Carson-Newman recognizes students with Algernon Sydney Sullivan Awards
During its annual Honors Convocation on Thursday, Carson-Newman University named Hope Adkins and Keiran Braun the 2018 recipients of the Algernon Sydney Sullivan Award. Pictured left to right are C-N Executive Vice President and Provost Paul Percy, Hope Adkins, Kieran Braun, and University President J. Randall O'Brien.
(April 5, 2018) – Carson-Newman University honored two students with its highest student award during its April 5 Honors Convocation. Hope Marie Adkins and Kieran Braun were each presented the Algernon Sydney Sullivan Award before friends, family and the greater campus community.

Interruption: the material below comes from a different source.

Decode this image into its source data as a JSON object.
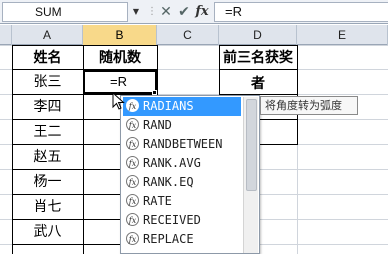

The New York Southern Society established the Algernon Sydney Sullivan Award in 1890 to honor an Indiana native and Manhattan attorney who was considered a living example of genteel spirit and Christian compassion. The awards, which are donated by the foundation that bears his name, are granted at 68 colleges and universities to graduating seniors, one female and one male, who “excel in high ideals of living, in fine spiritual qualities, and in generous and unselfish service to others.”
A resident of Church Hill, Adkins is a Family and Consumer Science Education major. She is a member of Chi Lambda Sigma, the Kappa Omicron Nu Honors Society, Mortar Board and has made the Dean’s List each semester.
Adkins is a Carson-Newman Faith and Justice Scholar, a Niswonger Scholar recipient and the 2017 recipient of the Family and Consumer Sciences Outstanding Service Award and Betty Lamp pin. She is recruitment Chair for the Student Ambassador Association; freshman orientation leader/peer mentor; student liaison to the Department of Family and Consumer Sciences; and has served as the membership chair, recruitment chair and currently the president of Young Women of Promise.
She has volunteered at YOKE, the Youth of Knoxville Evangelism Club of Jefferson City, and at YOKE FOLK at Jefferson County Middle School and Maury Middle School where she prepares devotions for students that pertain to the daily hardships they may face.
In addition, Adkins is the student founder of the WOW! Tutoring Program at First Baptist Church, Jefferson City, where she plans and schedules tutors for math, reading, science and social studies for students in first through fourth grades.
Braun is a graphic design major with a theater minor from Jefferson City. As a Bonner Scholar, he has logged more than 1,800 hours of service at Habitat for Humanity, The Jefferson City Library and the Jefferson County Office on Aging.
During the summer of 2017, Braun piloted a program called ‘The Puppet Project’ at the Jefferson County Public Library which gave many low-income and at-risk students the chance to not only learn how to use puppets but to tell their own stories through puppetry.
In addition to other activities on campus, Braun has spent many hours performing in and working on Carson-Newman theater productions. He helped design the costumes for C-N’s production of “The Chronicles of Narnia” where he was the puppeteer for Aslan the lion. He also helped create the puppets for the production of “Children of Eden,” and has performed on-stage in many other productions.
Matt Bryant Cheney, Bonner Center director, said of Braun, "His impact on his peers and his service sites has been, and no doubt, will continue to be immeasurable. However, I want to make it clear that I don’t think Kieran should be seen as an inspiration because of his achievements while living on the Autism spectrum. Rather, he should be honored justly as an asset to any organization or group who will be lucky to work with him in the future. He is an example of the very best Carson-Newman can hope to produce."
Braun is the second member of his family to receive the Algernon Sydney Sullivan award. His grandfather, Ernest Howard Massie, was presented the award in 1971.